POLL: Do you think cancer pain is properly managed?

Specialties Pain

Published

  1. Do you think Cancer pain is being adquately managed in your area?

    • 1
      THE BEST! No where else does any patient receive more care than they do where I am.
    • 5
      Very Good! We take it very seriously and patients are properly treated.
    • 5
      Good! Most of our patients are treated very well.
    • 6
      Fair. We do what we can, and try. However our providers still worry about addiction.
    • 3
      Poor. Or patients do well to get a few Tylenol 3's
    • 0
      HORRIBLE! Our docs say Tylenol is enough.
    • 0
      What's cancer pain?
    • 0
      We don't treat cancer patients at all/enough to comment.

20 members have participated

This poll is to give all of us an idea on how cancer pain is being managed thoughout the world. Those of us who care for cancer patients in pain, know how rewarding the work can be. What I would like to know is how do you see pain being treated in your area? Are cancer patients given enough medication to rest and pass comfortably?

Please vote and feel free to post any thoughts, questions or suggestions you may have.

-Dave

Specializes in Oncology/Haemetology/HIV.
Okay, I really hope you're joking... cause that is sick.

-Dave

I honestly kid thee NOT, Dave!!!!!!!!!!!!!!!!!!

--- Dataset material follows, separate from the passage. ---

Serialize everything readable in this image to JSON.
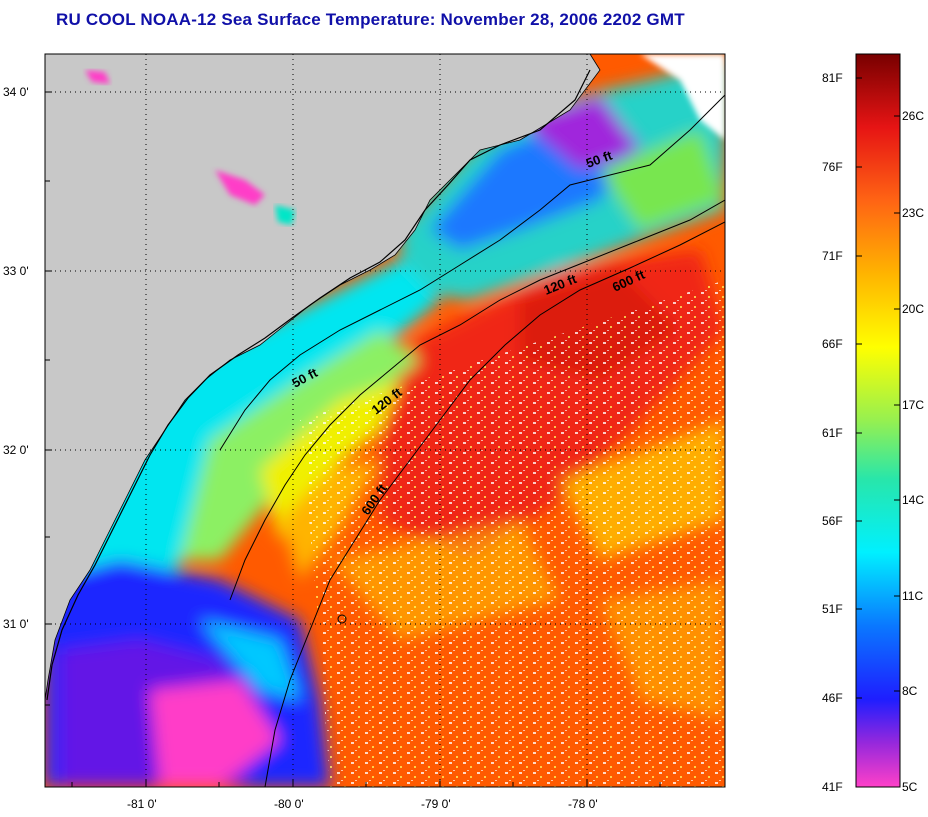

Thanks, Dave. I also tried the, "the pt is terminally ill, so your point is moot" and "pain is a natural antagonist to resp depression" , but as I said, this was a doc that was a few IQ points short of being mentally challenged, so nothing I said worked.

When we can get to the point that pts with CNMP are treated as compassionately as terminal pts, ah, that will be a good day. But that's a long row to hoe.

When we can get to the point that pts with CNMP are treated as compassionately as terminal pts, ah, that will be a good day. But that's a long row to hoe.

AMEN

AMEN

AMEN

AMEN

AMEN!

-Dave

As a general rule, my Oncologists do an awesome job.

However, frequently when other MDs are involved, the end of life care goes down the tubes. We all know the story, family in denial at the end of "the long trip home" asks MD the feared question, "Isn't there ANYTHING ELSE that you can do?" and MD gets the much loathed renal/neuro consult. Neuro "thinks patient is oversedated" and takes away pain meds. Renal sees patient as a bunch of screwed up electrolytes yearning to be corrected and the patient gets a restricted diet (that they need like a hole in the head), fluid restrictions (like they can tolerate anything but liquids), and huge Mag/K+/Neutro Phos/Calcium pills (that they vomit up ...if they can swallow at all) and NO SEDATIVES!!!!!

I think that the family issue (You are going addict Daddy to Demon Drugs!) is a more difficult one to surmount. And you can educate the family, till the cows come home....and it gets completely undone from a wellmeaning consultant with MD at the end of his name.

Ain't it the truth!

Let's not forget the docs who agree to have a pt put on hospice, then order IV hydration for a pt who hasn't eaten in God-knows-how-long. Then, the docs just don't understand when the pt swells up like a balloon. Hint hint, docs- inability to tolerate food > low albumin > decreased oncotic pressure > anasarca when you order too much uneeded IV hydration!

Some "comfort" care.

The docs where I work are great! Our problem, too, is educating the patient/family that it is ok to take the meds. Some are afraid of getting addicted . Others think that a certain amount of pain is "normal", so until the pain becomes unbearable, they won't take the med.

(And, Caroladybelle, I believe you 100%. In fact, just reading your post gave me flashbacks :eek: to the little southern town where I was raised!)